Justru saya mendapatkan buku beliau berjudul KOLAM yang memenangkan Katulistiwa Literary Award itu dari penyair asal Singkawang, Hanna Fransisca. Buku yang juga saya cintai.
Buku-buku lain yang kemudian saya koleksi, yang saya dapatkan dari hunting di toko-toko buku underground seperti di Blok M Plasa, antara lain Hujan Bulan Juni dan Ayat-ayat Api.
Bertemu Lagi di Festival Pembaca Indonesia 2015
Kemudian saya lulus kuliah dan ditempatkan di Sumbawa. Tak ada kesempatan untuk ikut acara-acara sastra lagi.
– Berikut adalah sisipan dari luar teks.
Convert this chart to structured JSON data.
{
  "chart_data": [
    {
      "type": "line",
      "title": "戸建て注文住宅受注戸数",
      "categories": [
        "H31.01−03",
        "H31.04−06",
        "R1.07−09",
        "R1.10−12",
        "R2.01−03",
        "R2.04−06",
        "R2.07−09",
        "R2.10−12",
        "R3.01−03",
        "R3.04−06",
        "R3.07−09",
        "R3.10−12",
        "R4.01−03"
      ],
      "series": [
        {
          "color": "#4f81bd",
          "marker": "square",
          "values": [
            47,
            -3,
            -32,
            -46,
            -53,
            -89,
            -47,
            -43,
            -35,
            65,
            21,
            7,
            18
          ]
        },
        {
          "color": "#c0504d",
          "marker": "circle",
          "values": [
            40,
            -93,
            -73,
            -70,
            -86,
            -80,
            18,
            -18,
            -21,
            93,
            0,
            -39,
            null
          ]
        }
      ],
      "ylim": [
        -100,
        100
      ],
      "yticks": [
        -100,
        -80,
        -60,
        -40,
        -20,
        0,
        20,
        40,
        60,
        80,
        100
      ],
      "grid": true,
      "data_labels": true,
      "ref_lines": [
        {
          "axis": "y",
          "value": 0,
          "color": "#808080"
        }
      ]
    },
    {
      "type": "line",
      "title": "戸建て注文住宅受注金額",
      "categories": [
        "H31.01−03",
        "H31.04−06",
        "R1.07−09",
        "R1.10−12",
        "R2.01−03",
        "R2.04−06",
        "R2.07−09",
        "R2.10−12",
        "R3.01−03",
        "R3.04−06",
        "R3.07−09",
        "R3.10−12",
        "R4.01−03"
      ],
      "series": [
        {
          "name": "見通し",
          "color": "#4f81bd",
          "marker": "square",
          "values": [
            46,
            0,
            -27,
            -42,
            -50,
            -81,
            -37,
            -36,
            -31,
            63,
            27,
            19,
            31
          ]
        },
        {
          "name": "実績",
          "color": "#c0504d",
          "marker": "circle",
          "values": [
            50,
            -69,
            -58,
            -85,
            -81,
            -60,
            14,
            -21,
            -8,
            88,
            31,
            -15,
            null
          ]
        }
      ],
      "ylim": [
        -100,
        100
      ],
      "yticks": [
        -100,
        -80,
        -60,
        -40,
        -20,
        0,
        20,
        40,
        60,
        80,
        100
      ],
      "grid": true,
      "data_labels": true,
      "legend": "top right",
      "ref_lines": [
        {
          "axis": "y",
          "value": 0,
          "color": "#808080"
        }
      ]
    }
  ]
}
Baru pada tahun 2015, ketika kembali ke Bintaro, untuk melanjutkan kuliah, saya bisa bertemu beliau lagi.
Nasib beliau berubah. Pembaca buku makin menerima sastra. Buku-buku Sapardi dicetak ulang semuanya oleh Gramedia. Dan waktu itu beliau menerbitkan buku Melipat Jarak.
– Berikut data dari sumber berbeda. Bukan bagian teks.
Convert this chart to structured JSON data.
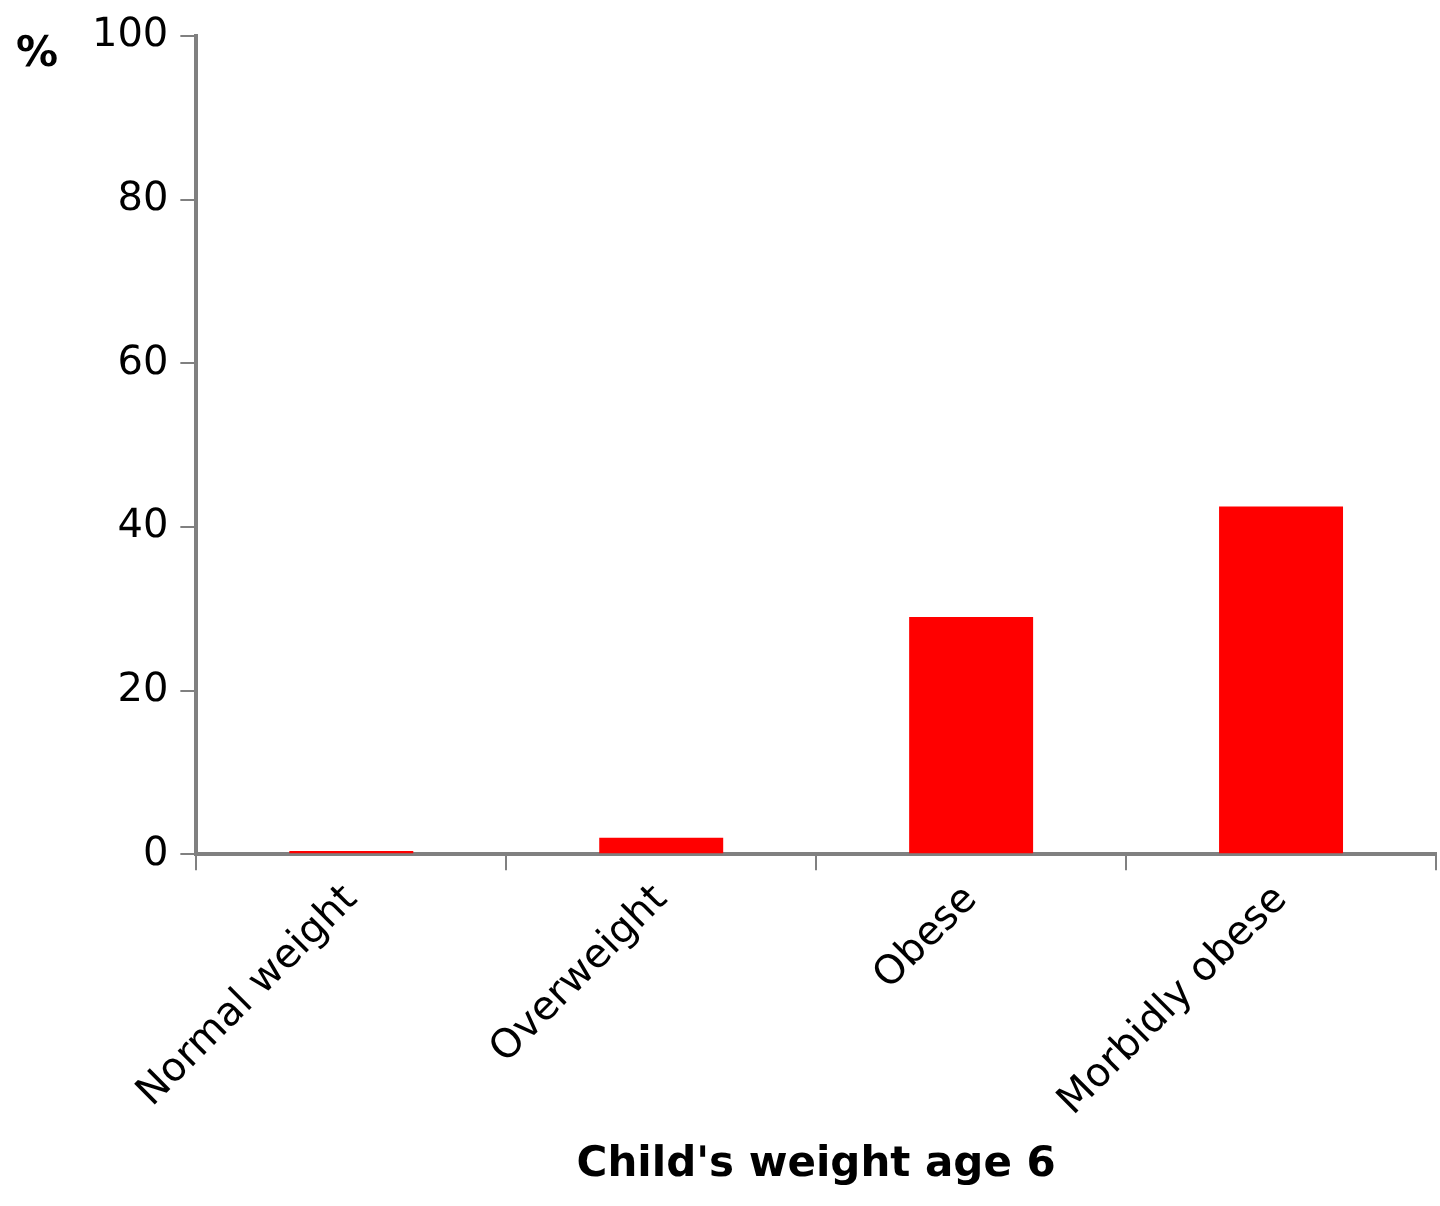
{
  "chart_data": {
    "type": "bar",
    "ylabel": "%",
    "xlabel": "Child's weight age 6",
    "categories": [
      "Normal weight",
      "Overweight",
      "Obese",
      "Morbidly obese"
    ],
    "values": [
      0.4,
      2,
      29,
      42.5
    ],
    "color": "#ff0000",
    "ylim": [
      0,
      100
    ],
    "yticks": [
      0,
      20,
      40,
      60,
      80,
      100
    ],
    "grid": false,
    "legend": false
  }
}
Seorang teman memberikan buku itu kepada saya.
Saya menonton beliau memberikan wejangan. Mengenai metafora. Bilangnya begini maksudnya begitu. Mengenai Dongeng Marsinah, puisi yang ia tulis selama tiga tahun karena menurutnya menulis puisi tidak boleh marah. Sementara kasus Marsinah membuatnya selalu marah sehingga ia perlu waktu yanh lama untuk menenangkan diri guna bisa menulis puisi.
Setahun berselang, sejarah menandai begitu populernya puisi dengan menghadirkan panggung di Asean Literary Festival 2016.
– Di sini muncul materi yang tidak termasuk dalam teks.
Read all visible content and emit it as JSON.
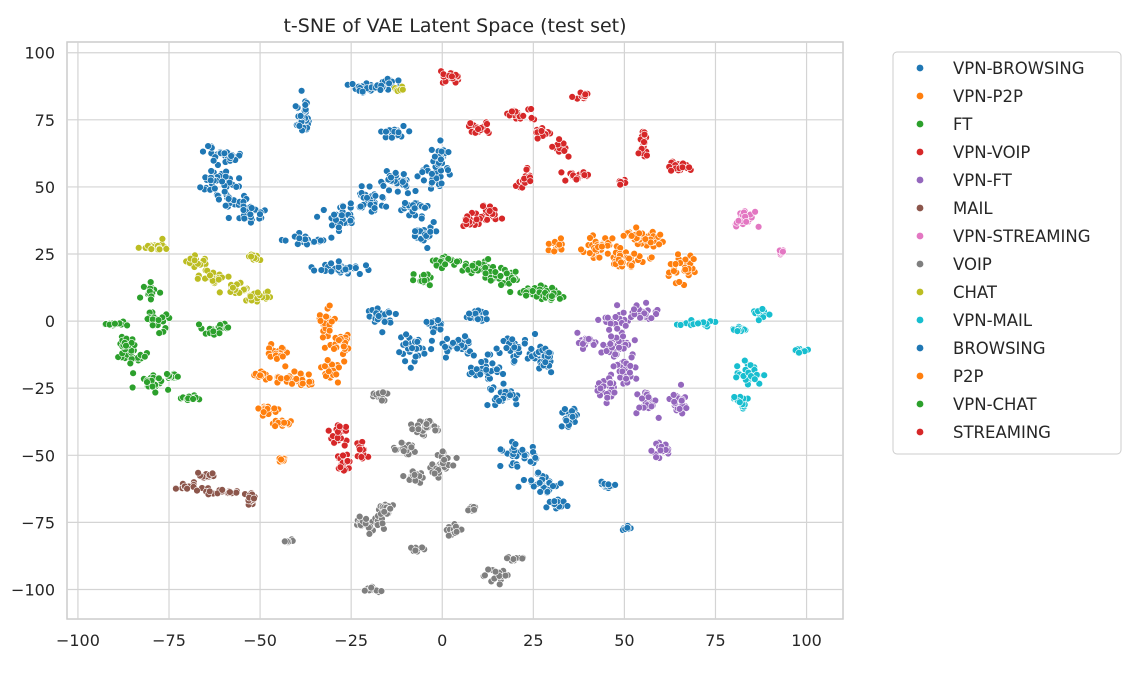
{
  "chart_data": {
    "type": "scatter",
    "title": "t-SNE of VAE Latent Space (test set)",
    "xlabel": "",
    "ylabel": "",
    "xlim": [
      -103,
      110
    ],
    "ylim": [
      -111,
      104
    ],
    "xticks": [
      -100,
      -75,
      -50,
      -25,
      0,
      25,
      50,
      75,
      100
    ],
    "xtick_labels": [
      "−100",
      "−75",
      "−50",
      "−25",
      "0",
      "25",
      "50",
      "75",
      "100"
    ],
    "yticks": [
      100,
      75,
      50,
      25,
      0,
      -25,
      -50,
      -75,
      -100
    ],
    "ytick_labels": [
      "100",
      "75",
      "50",
      "25",
      "0",
      "−25",
      "−50",
      "−75",
      "−100"
    ],
    "grid": true,
    "legend_position": "outside-right",
    "series": [
      {
        "name": "VPN-BROWSING",
        "color": "#1f77b4",
        "clusters": [
          [
            -20,
            87,
            4,
            2
          ],
          [
            -15,
            88,
            3,
            2
          ],
          [
            -38,
            76,
            2,
            6
          ],
          [
            -60,
            62,
            4,
            3
          ],
          [
            -62,
            52,
            5,
            3
          ],
          [
            -58,
            45,
            3,
            4
          ],
          [
            -53,
            40,
            3,
            3
          ],
          [
            -37,
            30,
            4,
            2
          ],
          [
            -28,
            38,
            4,
            4
          ],
          [
            -20,
            45,
            4,
            4
          ],
          [
            -12,
            52,
            4,
            4
          ],
          [
            -28,
            20,
            6,
            2
          ],
          [
            -8,
            42,
            3,
            3
          ],
          [
            -5,
            32,
            3,
            3
          ],
          [
            -2,
            55,
            3,
            4
          ],
          [
            0,
            62,
            2,
            3
          ],
          [
            -13,
            70,
            3,
            2
          ]
        ]
      },
      {
        "name": "VPN-P2P",
        "color": "#ff7f0e",
        "clusters": [
          [
            31,
            28,
            2,
            2
          ],
          [
            43,
            28,
            5,
            3
          ],
          [
            50,
            22,
            5,
            3
          ],
          [
            57,
            30,
            3,
            3
          ],
          [
            66,
            20,
            3,
            5
          ],
          [
            53,
            32,
            3,
            2
          ]
        ]
      },
      {
        "name": "FT",
        "color": "#2ca02c",
        "clusters": [
          [
            0,
            22,
            3,
            2
          ],
          [
            10,
            20,
            5,
            2
          ],
          [
            18,
            16,
            4,
            3
          ],
          [
            25,
            11,
            4,
            2
          ],
          [
            30,
            10,
            3,
            2
          ],
          [
            -5,
            16,
            2,
            2
          ]
        ]
      },
      {
        "name": "VPN-VOIP",
        "color": "#d62728",
        "clusters": [
          [
            2,
            91,
            3,
            2
          ],
          [
            10,
            72,
            3,
            2
          ],
          [
            22,
            77,
            3,
            2
          ],
          [
            12,
            40,
            3,
            3
          ],
          [
            7,
            37,
            2,
            2
          ],
          [
            23,
            53,
            2,
            3
          ],
          [
            37,
            54,
            3,
            2
          ],
          [
            38,
            84,
            2,
            1
          ],
          [
            55,
            66,
            1,
            4
          ],
          [
            65,
            58,
            3,
            2
          ],
          [
            27,
            70,
            2,
            2
          ],
          [
            49,
            52,
            1,
            1
          ],
          [
            32,
            65,
            2,
            2
          ]
        ]
      },
      {
        "name": "VPN-FT",
        "color": "#9467bd",
        "clusters": [
          [
            48,
            0,
            3,
            3
          ],
          [
            55,
            3,
            3,
            3
          ],
          [
            48,
            -8,
            4,
            4
          ],
          [
            50,
            -18,
            3,
            5
          ],
          [
            45,
            -25,
            3,
            4
          ],
          [
            56,
            -30,
            2,
            4
          ],
          [
            65,
            -30,
            2,
            4
          ],
          [
            60,
            -48,
            2,
            3
          ],
          [
            40,
            -8,
            2,
            2
          ]
        ]
      },
      {
        "name": "MAIL",
        "color": "#8c564b",
        "clusters": [
          [
            -65,
            -58,
            3,
            1
          ],
          [
            -70,
            -62,
            3,
            1
          ],
          [
            -60,
            -64,
            4,
            1
          ],
          [
            -52,
            -66,
            2,
            2
          ]
        ]
      },
      {
        "name": "VPN-STREAMING",
        "color": "#e377c2",
        "clusters": [
          [
            83,
            38,
            3,
            3
          ],
          [
            93,
            26,
            1,
            1
          ]
        ]
      },
      {
        "name": "VOIP",
        "color": "#7f7f7f",
        "clusters": [
          [
            -17,
            -28,
            2,
            2
          ],
          [
            -5,
            -40,
            3,
            3
          ],
          [
            0,
            -53,
            3,
            4
          ],
          [
            -8,
            -58,
            3,
            2
          ],
          [
            -20,
            -75,
            4,
            3
          ],
          [
            -15,
            -70,
            2,
            2
          ],
          [
            -18,
            -100,
            2,
            1
          ],
          [
            15,
            -95,
            3,
            2
          ],
          [
            3,
            -78,
            2,
            2
          ],
          [
            -7,
            -85,
            2,
            1
          ],
          [
            -42,
            -82,
            1,
            1
          ],
          [
            -10,
            -48,
            2,
            2
          ],
          [
            8,
            -70,
            2,
            1
          ],
          [
            20,
            -89,
            2,
            1
          ]
        ]
      },
      {
        "name": "CHAT",
        "color": "#bcbd22",
        "clusters": [
          [
            -78,
            28,
            3,
            2
          ],
          [
            -68,
            22,
            3,
            2
          ],
          [
            -62,
            16,
            3,
            2
          ],
          [
            -57,
            12,
            3,
            2
          ],
          [
            -52,
            24,
            2,
            1
          ],
          [
            -50,
            9,
            3,
            2
          ],
          [
            -12,
            86,
            1,
            1
          ]
        ]
      },
      {
        "name": "VPN-MAIL",
        "color": "#17becf",
        "clusters": [
          [
            70,
            -1,
            3,
            1
          ],
          [
            82,
            -3,
            2,
            1
          ],
          [
            87,
            3,
            2,
            2
          ],
          [
            84,
            -20,
            3,
            4
          ],
          [
            82,
            -30,
            2,
            2
          ],
          [
            98,
            -11,
            2,
            1
          ]
        ]
      },
      {
        "name": "BROWSING",
        "color": "#1f77b4",
        "clusters": [
          [
            -17,
            2,
            3,
            3
          ],
          [
            -8,
            -10,
            4,
            4
          ],
          [
            5,
            -10,
            4,
            3
          ],
          [
            12,
            -18,
            4,
            4
          ],
          [
            20,
            -10,
            4,
            4
          ],
          [
            28,
            -15,
            2,
            5
          ],
          [
            17,
            -28,
            4,
            3
          ],
          [
            35,
            -35,
            2,
            4
          ],
          [
            22,
            -50,
            4,
            4
          ],
          [
            28,
            -60,
            4,
            3
          ],
          [
            32,
            -68,
            2,
            2
          ],
          [
            45,
            -61,
            2,
            1
          ],
          [
            50,
            -77,
            1,
            1
          ],
          [
            -2,
            -2,
            2,
            2
          ],
          [
            10,
            2,
            3,
            2
          ]
        ]
      },
      {
        "name": "P2P",
        "color": "#ff7f0e",
        "clusters": [
          [
            -45,
            -12,
            3,
            3
          ],
          [
            -40,
            -22,
            6,
            2
          ],
          [
            -30,
            -18,
            2,
            3
          ],
          [
            -32,
            0,
            2,
            5
          ],
          [
            -28,
            -8,
            3,
            3
          ],
          [
            -48,
            -33,
            3,
            2
          ],
          [
            -44,
            -38,
            2,
            1
          ],
          [
            -44,
            -51,
            1,
            1
          ],
          [
            -50,
            -20,
            2,
            1
          ]
        ]
      },
      {
        "name": "VPN-CHAT",
        "color": "#2ca02c",
        "clusters": [
          [
            -90,
            -1,
            3,
            1
          ],
          [
            -85,
            -13,
            3,
            3
          ],
          [
            -80,
            -23,
            4,
            2
          ],
          [
            -78,
            0,
            3,
            3
          ],
          [
            -80,
            11,
            2,
            2
          ],
          [
            -62,
            -3,
            3,
            2
          ],
          [
            -69,
            -29,
            2,
            1
          ],
          [
            -87,
            -8,
            2,
            2
          ],
          [
            -74,
            -21,
            2,
            1
          ]
        ]
      },
      {
        "name": "STREAMING",
        "color": "#d62728",
        "clusters": [
          [
            -29,
            -42,
            2,
            3
          ],
          [
            -27,
            -52,
            2,
            3
          ],
          [
            -22,
            -48,
            1,
            4
          ]
        ]
      }
    ]
  }
}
Sapardi Djoko Damono dihadapkan dengan Joko Pinurbo. Najwa Shihab menjadi moderator.
Saya duduk di depan karena beruntung menjadi salah satu penulis Indonesia dalam program residensi festival tersebut. Dan berterima kasih karena juga jasa beliau, puisi menjadi sedemikian populer hari-hari ini.